10 years after Poso conflict,
personnel, issues linger

The Poso conflict in Central Sulawesi ended around 10 years ago, but various groups have met to evaluate peace developments in Poso following the Malino peace treaty, with many issues apparently still unresolved.

With Poso's special status not yet lifted, which required the government to post reinforcements of some 1,600 additional police personnel in the area, there was still an atmosphere of tension, Central Sulawesi Christian Church synod head Rev. Renaldy Damanik said.

The number of Police officers in Poso should be adjusted to meet the needs of the people, Damanik said.

"Members of the public are actually the ones who are protecting themselves, so security is maintained by the people themselves," he said.

It was urgent for the government to reevaluate Poso's special status from various perspectives, by involving every component of the local community, he said.

"To restore Poso's status, all stakeholders, including the government, NGOs and religious leaders, should be involved - and women and children too," Demanik said.

Issues affecting women and children, the group most susceptible to the impacts of conflict, have so far been overlooked, he said, with many lacking access to proper education, health care and economic empowerment programs.

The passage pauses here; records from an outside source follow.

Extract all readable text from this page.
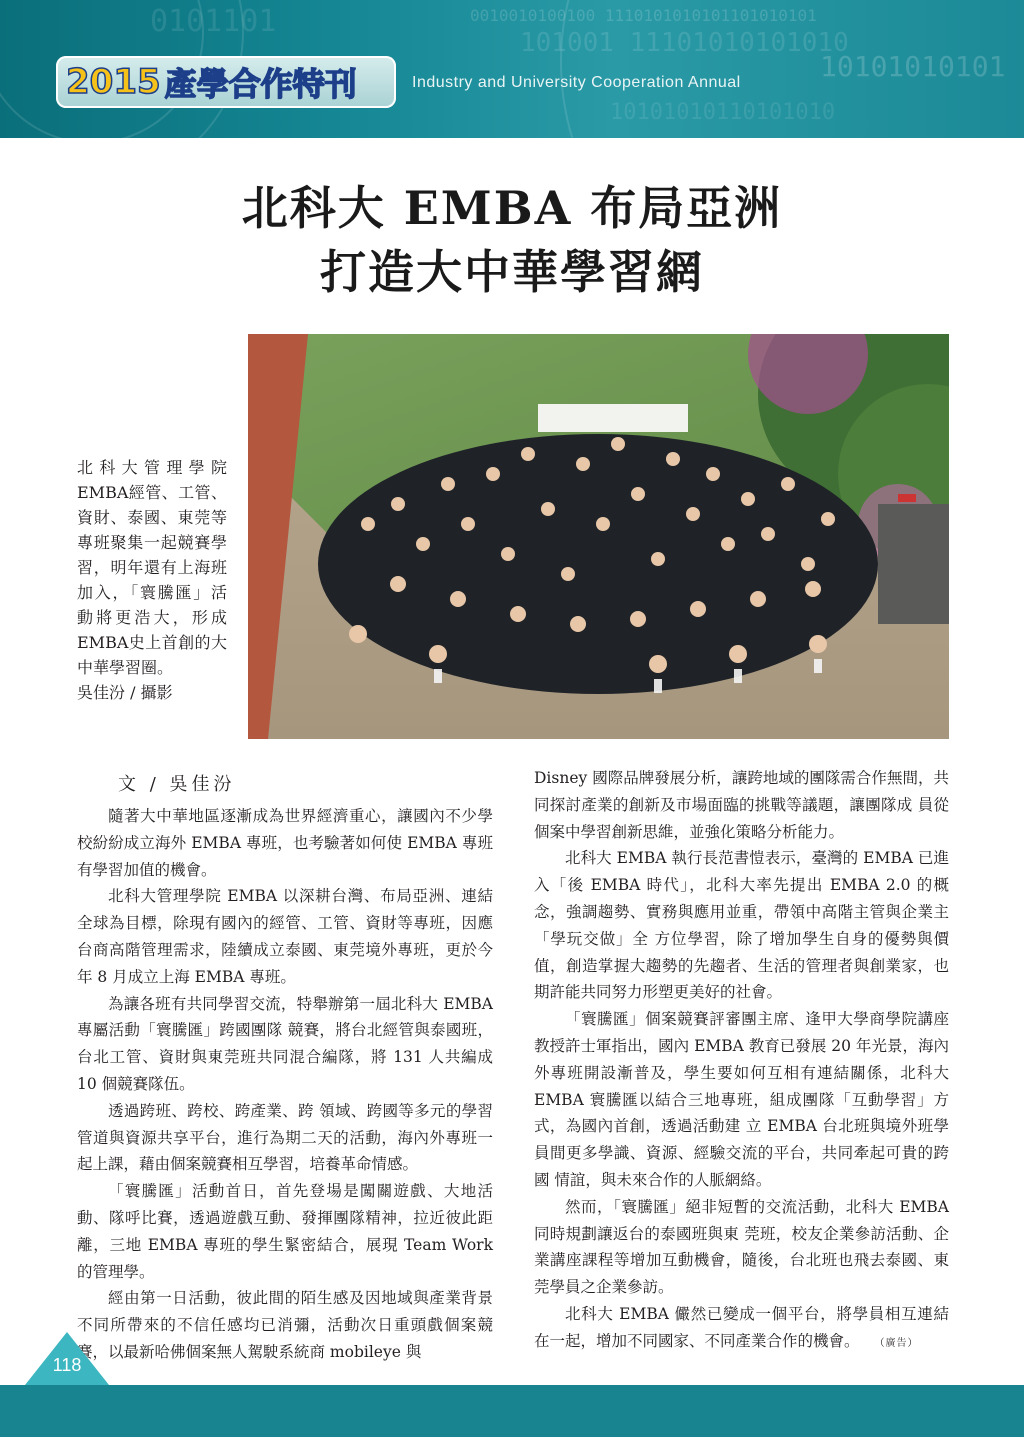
0010010100100 1110101010101101010101
101001 11101010101010
10101010101
0101101
10101010110101010
2015 產學合作特刊	Industry and University Cooperation Annual
北科大 EMBA 布局亞洲
打造大中華學習網
北科大管理學院EMBA經管、工管、資財、泰國、東莞等專班聚集一起競賽學習，明年還有上海班加入，「寰騰匯」活動將更浩大，形成EMBA史上首創的大中華學習圈。
吳佳汾 / 攝影
文 / 吳佳汾

隨著大中華地區逐漸成為世界經濟重心，讓國內不少學校紛紛成立海外 EMBA 專班，也考驗著如何使 EMBA 專班有學習加值的機會。

北科大管理學院 EMBA 以深耕台灣、布局亞洲、連結全球為目標，除現有國內的經管、工管、資財等專班，因應台商高階管理需求，陸續成立泰國、東莞境外專班，更於今年 8 月成立上海 EMBA 專班。

為讓各班有共同學習交流，特舉辦第一屆北科大 EMBA 專屬活動「寰騰匯」跨國團隊 競賽，將台北經管與泰國班，台北工管、資財與東莞班共同混合編隊，將 131 人共編成 10 個競賽隊伍。

透過跨班、跨校、跨產業、跨 領域、跨國等多元的學習管道與資源共享平台，進行為期二天的活動，海內外專班一起上課，藉由個案競賽相互學習，培養革命情感。

「寰騰匯」活動首日，首先登場是闖關遊戲、大地活動、隊呼比賽，透過遊戲互動、發揮團隊精神，拉近彼此距離，三地 EMBA 專班的學生緊密結合，展現 Team Work 的管理學。

經由第一日活動，彼此間的陌生感及因地域與產業背景不同所帶來的不信任感均已消彌，活動次日重頭戲個案競賽，以最新哈佛個案無人駕駛系統商 mobileye 與

Disney 國際品牌發展分析，讓跨地域的團隊需合作無間，共同探討產業的創新及市場面臨的挑戰等議題，讓團隊成 員從個案中學習創新思維，並強化策略分析能力。

北科大 EMBA 執行長范書愷表示，臺灣的 EMBA 已進入「後 EMBA 時代」，北科大率先提出 EMBA 2.0 的概念，強調趨勢、實務與應用並重，帶領中高階主管與企業主「學玩交做」全 方位學習，除了增加學生自身的優勢與價值，創造掌握大趨勢的先趨者、生活的管理者與創業家，也期許能共同努力形塑更美好的社會。

「寰騰匯」個案競賽評審團主席、逢甲大學商學院講座教授許士軍指出，國內 EMBA 教育已發展 20 年光景，海內外專班開設漸普及，學生要如何互相有連結關係，北科大 EMBA 寰騰匯以結合三地專班，組成團隊「互動學習」方式，為國內首創，透過活動建 立 EMBA 台北班與境外班學員間更多學識、資源、經驗交流的平台，共同牽起可貴的跨國 情誼，與未來合作的人脈網絡。

然而，「寰騰匯」絕非短暫的交流活動，北科大 EMBA 同時規劃讓返台的泰國班與東 莞班，校友企業參訪活動、企業講座課程等增加互動機會，隨後，台北班也飛去泰國、東莞學員之企業參訪。

北科大 EMBA 儼然已變成一個平台，將學員相互連結在一起，增加不同國家、不同產業合作的機會。 （廣告）

118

Malino peace treaty declarer Sofyan Farid Lembah shared a similar view, saying many conflict victims, especially women and children, were still deprived of basic facilities.

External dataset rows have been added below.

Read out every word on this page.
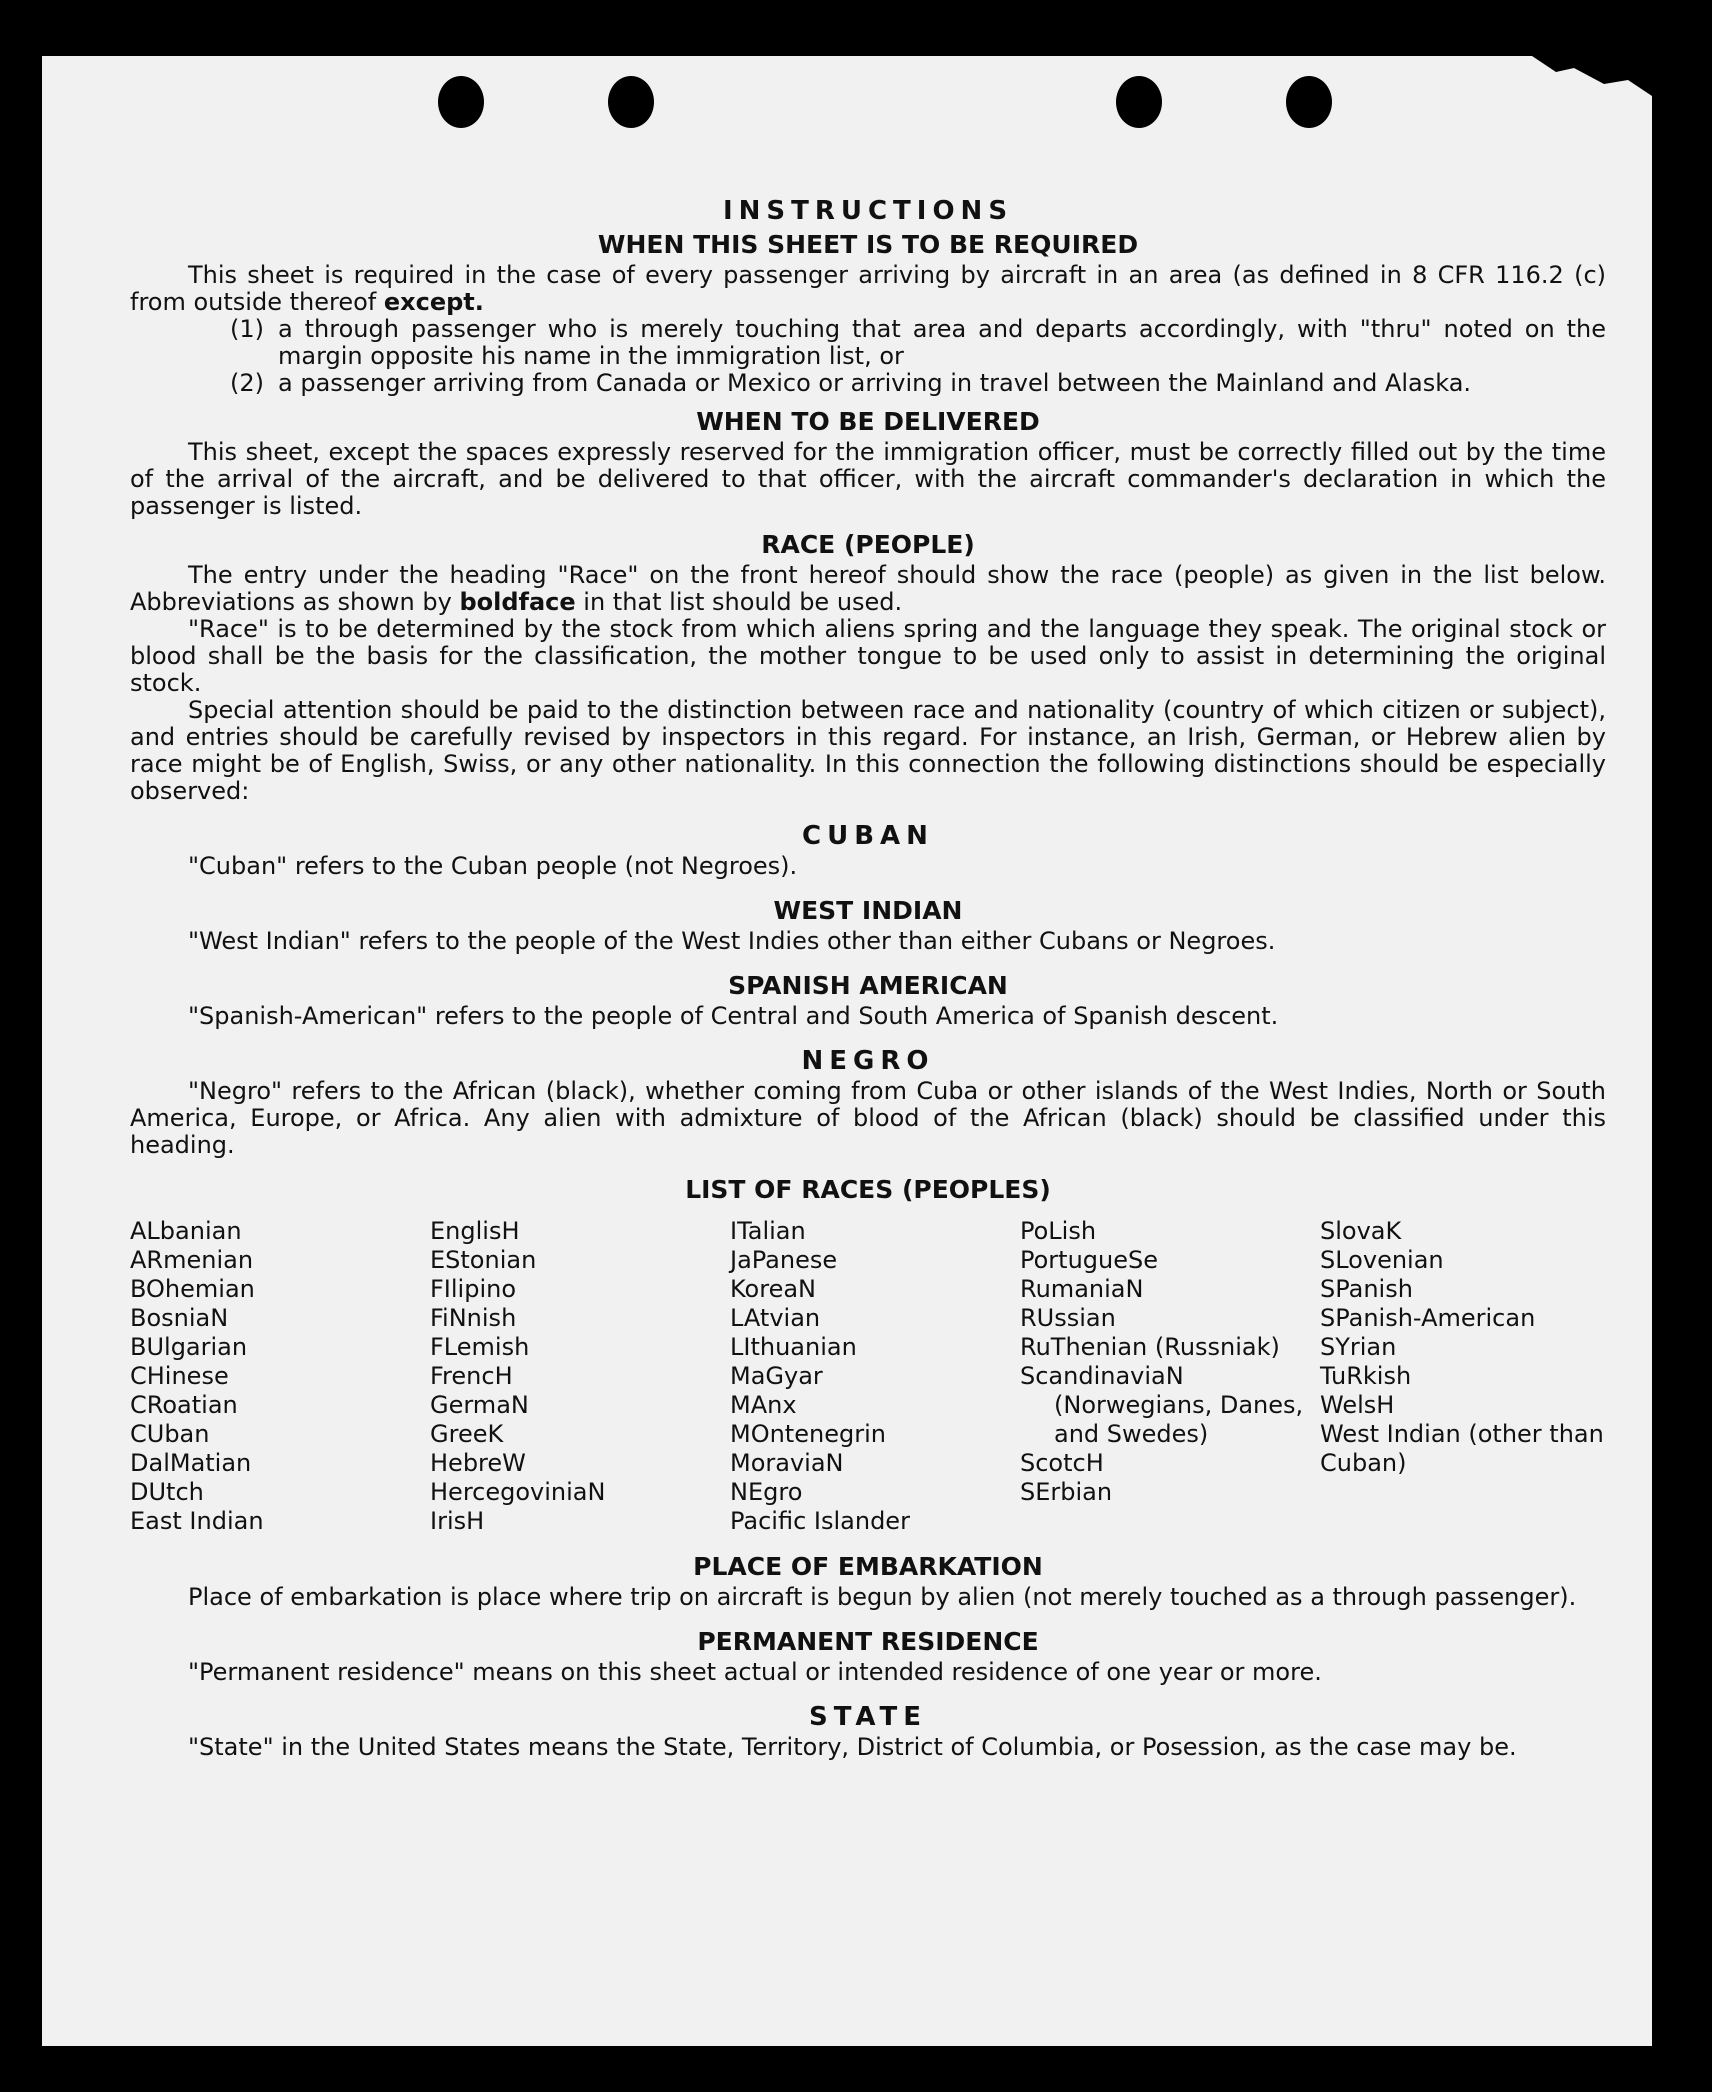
INSTRUCTIONS
WHEN THIS SHEET IS TO BE REQUIRED

This sheet is required in the case of every passenger arriving by aircraft in an area (as defined in 8 CFR 116.2 (c) from outside thereof except.

(1) a through passenger who is merely touching that area and departs accordingly, with "thru" noted on the margin opposite his name in the immigration list, or
(2) a passenger arriving from Canada or Mexico or arriving in travel between the Mainland and Alaska.
WHEN TO BE DELIVERED

This sheet, except the spaces expressly reserved for the immigration officer, must be correctly filled out by the time of the arrival of the aircraft, and be delivered to that officer, with the aircraft commander's declaration in which the passenger is listed.

RACE (PEOPLE)

The entry under the heading "Race" on the front hereof should show the race (people) as given in the list below. Abbreviations as shown by boldface in that list should be used.

"Race" is to be determined by the stock from which aliens spring and the language they speak. The original stock or blood shall be the basis for the classification, the mother tongue to be used only to assist in determining the original stock.

Special attention should be paid to the distinction between race and nationality (country of which citizen or subject), and entries should be carefully revised by inspectors in this regard. For instance, an Irish, German, or Hebrew alien by race might be of English, Swiss, or any other nationality. In this connection the following distinctions should be especially observed:

CUBAN

"Cuban" refers to the Cuban people (not Negroes).

WEST INDIAN

"West Indian" refers to the people of the West Indies other than either Cubans or Negroes.

SPANISH AMERICAN

"Spanish-American" refers to the people of Central and South America of Spanish descent.

NEGRO

"Negro" refers to the African (black), whether coming from Cuba or other islands of the West Indies, North or South America, Europe, or Africa. Any alien with admixture of blood of the African (black) should be classified under this heading.

LIST OF RACES (PEOPLES)
ALbanian
ARmenian
BOhemian
BosniaN
BUlgarian
CHinese
CRoatian
CUban
DalMatian
DUtch
East Indian
EnglisH
EStonian
FIlipino
FiNnish
FLemish
FrencH
GermaN
GreeK
HebreW
HercegoviniaN
IrisH
ITalian
JaPanese
KoreaN
LAtvian
LIthuanian
MaGyar
MAnx
MOntenegrin
MoraviaN
NEgro
Pacific Islander
PoLish
PortugueSe
RumaniaN
RUssian
RuThenian (Russniak)
ScandinaviaN
(Norwegians, Danes, and Swedes)
ScotcH
SErbian
SlovaK
SLovenian
SPanish
SPanish-American
SYrian
TuRkish
WelsH
West Indian (other than Cuban)
PLACE OF EMBARKATION

Place of embarkation is place where trip on aircraft is begun by alien (not merely touched as a through passenger).

PERMANENT RESIDENCE

"Permanent residence" means on this sheet actual or intended residence of one year or more.

STATE

"State" in the United States means the State, Territory, District of Columbia, or Posession, as the case may be.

The government has initiated various programs to resolve the conflict and associated issues, but these had focussed on issues of security and law enforcement, and had not assisted the community in fulfilling their basic rights to a decent living, Sofyan said.

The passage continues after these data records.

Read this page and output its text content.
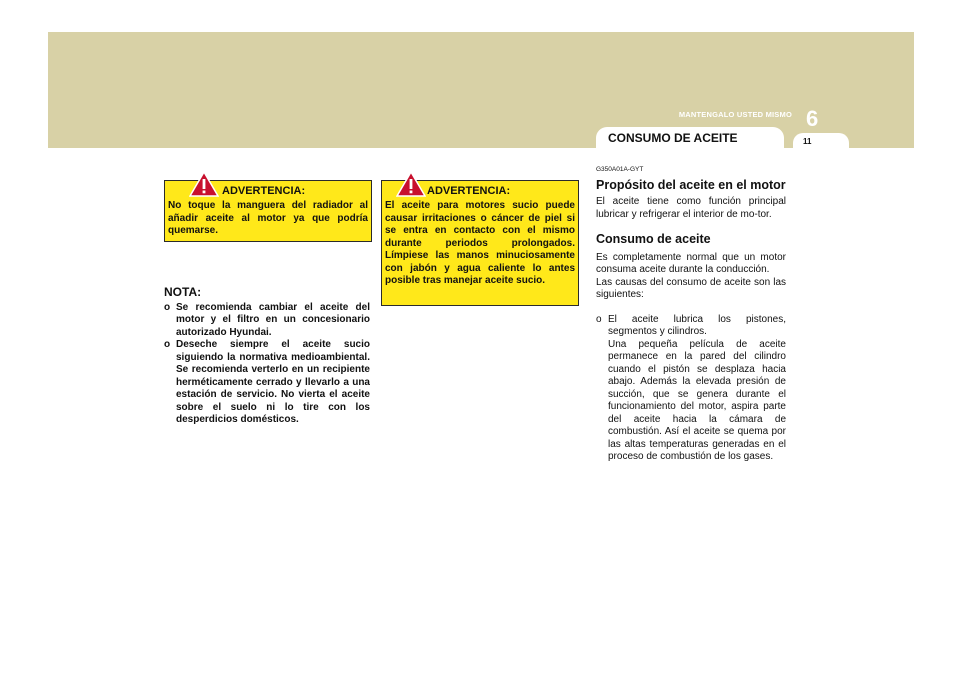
MANTENGALO USTED MISMO 6
CONSUMO DE ACEITE	11
ADVERTENCIA:

No toque la manguera del radiador al añadir aceite al motor ya que podría quemarse.

ADVERTENCIA:

El aceite para motores sucio puede causar irritaciones o cáncer de piel si se entra en contacto con el mismo durante periodos prolongados. Límpiese las manos minuciosamente con jabón y agua caliente lo antes posible tras manejar aceite sucio.

NOTA:
o Se recomienda cambiar el aceite del motor y el filtro en un concesionario autorizado Hyundai.
o Deseche siempre el aceite sucio siguiendo la normativa medioambiental. Se recomienda verterlo en un recipiente herméticamente cerrado y llevarlo a una estación de servicio. No vierta el aceite sobre el suelo ni lo tire con los desperdicios domésticos.
G350A01A-GYT
Propósito del aceite en el motor

El aceite tiene como función principal lubricar y refrigerar el interior de mo-tor.

Consumo de aceite

Es completamente normal que un motor consuma aceite durante la conducción.

Las causas del consumo de aceite son las siguientes:

o El aceite lubrica los pistones, segmentos y cilindros.

Una pequeña película de aceite permanece en la pared del cilindro cuando el pistón se desplaza hacia abajo. Además la elevada presión de succión, que se genera durante el funcionamiento del motor, aspira parte del aceite hacia la cámara de combustión. Así el aceite se quema por las altas temperaturas generadas en el proceso de combustión de los gases.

The government had not yet issued a regulation to protect such rights of women and children, despite a law stipulating that special attention needed to be given to susceptible groups in conflict areas, Sofyan said.

Poso Regent Piet Inkiriwang said Poso regency had disbursed Rp 600 million (about US$60,000) this year for the Poso Women's Empowerment Program, which is a higher figure compared to the Rp 300-400 million spent in previous years.

The funds have been used for various activities aimed at encouraging women to play a more active role in society, such as the establishment of the Women's Integrated Services and Empowerment Center (PTPPA) which acts as a forum for female victims of conflict, domestic violence and sexual harassment, as well as school dropouts.

The PTPPA has so far provided training, health care and economic empowerment programs for around 170 women and girls. Its programs aim to assist victims to readjust to society, regain independence and overcome trauma of past experiences.

Poso is now peaceful but recent reports have suggested a number of terror suspects are hiding there. Police have so far listed six suspects in their wanted list.

Police have urged the six suspects - Taufik Bulaga (alias "Upik Lawanga"), Iin ("Brur"), Nanto ("Bojel"), Iwan Asapa ("Ale"), Enal ("Tao") and Hamdara Tamil ("Papa Yus") - to surrender themselves immediately, Central Sulawesi Police chief Brig. Gen. Suparni Parto said.

"I will ensure their safety if they give themselves up," Suparni said.

The police would establish communications with all elements of society, including clerics, in its search for the suspects, he said.